It is pretty simple – if oil resources are finite, how do you gauge the value of different oil uses? Ultimately, a use of oil should meet one of two simple criteria:
1. Does it reduce long term oil usage, as required by the reality of finite-ness?
2. Does it do something that nothing but oil can do?
Robert Rapier takes President Obama’s reference to using oil to get off oil and expands on it in a recent column, getting right to the point with a potentially viable compromise:
So I propose a compromise where we open up some of the more promising areas to exploration, and then earmark some or all of the royalties to funding fossil fuel alternatives. Leases on federal lands should also be structured so that governments share in any windfall if oil prices skyrocket. One of the problems with windfall profits taxes is that they discourage investment in projects with marginal economics. But oil companies don’t plan projects with an expectation of $200/barrel oil. A lease that is structured to give governments an increasing portion of revenues at much higher oil prices will be unlikely to impact project economics for an oil company because the possibility of such high prices will be heavily discounted.
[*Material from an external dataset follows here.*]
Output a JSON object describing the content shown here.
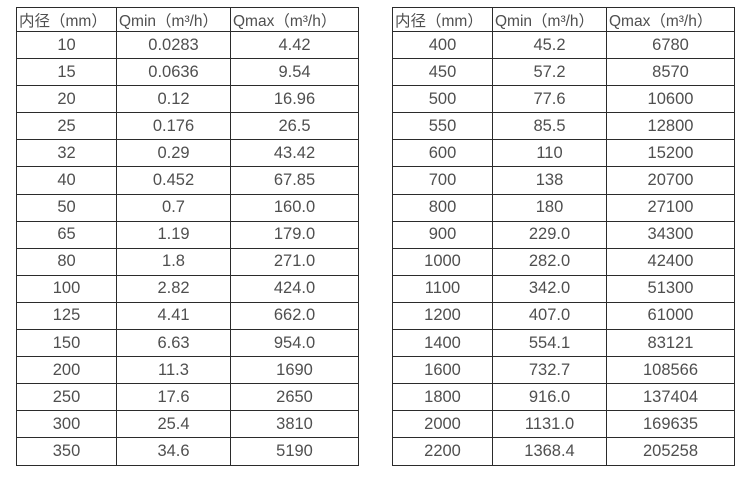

With the revenues, we could fund expansion of public transportation. We could provide a tax credit of $1,000 for each person who purchases a car that gets over 45 mpg. We could use these oil revenues to fund wind and solar power, freeing up natural gas that could then be used to displace petroleum in compressed natural gas (CNG) vehicles.
This should be a compromise with attractive elements for both sides. If we don’t agree to such a compromise, then what’s going to happen is that as prices continue to rise, so will the pressure to drill, and governments will eventually cave in to this pressure. But by failing to earmark the money for alternatives, it will just postpone the inevitable day of reckoning for oil supplies.
So, I endorse this suggestion from the President, as long as it is structured in the right way. It can’t be simply a new tax on oil companies that funnels money into alternatives, because that approach will have unintended consequences. By structuring it in the way I have suggested here, it has a good chance of 1). Gaining broad political support, and 2). Achieving the desired goals.
One of the reasons my blog doesn’t spend huge amounts of time opposing various environmentally troublesome, high input energy extraction plans – natural gas fracking, shale oil fracking, digging in various hard to reach areas, etc… etc… is this. First, I think there are lot of people who focus on that, and I’m better off using my resources to help people NEED less energy – that the anti-fracking or anti- drill-baby-drill movements are way light on people who actually will help you how to figure out a lifestyle that isn’t dependent on those things.
Second, I’m a realist – as I’ve always said, we would shovel live baby harp seals into our furnaces by hand, while convincing ourselves that live baby harp seals enjoy it, as long as we feel ourselves without alternatives – the moment we say BUT I NEED IT we are addicts, jonesing for a fix and we’ll do anything to keep warm, keep the lights on, keep the plate full, whatever. In the great scheme of things, I think digging in ANWR and deepwater drilling, or local fracking suck, but the truth is that what is most urgently required is not to NEED them. Rapier gets right to the point.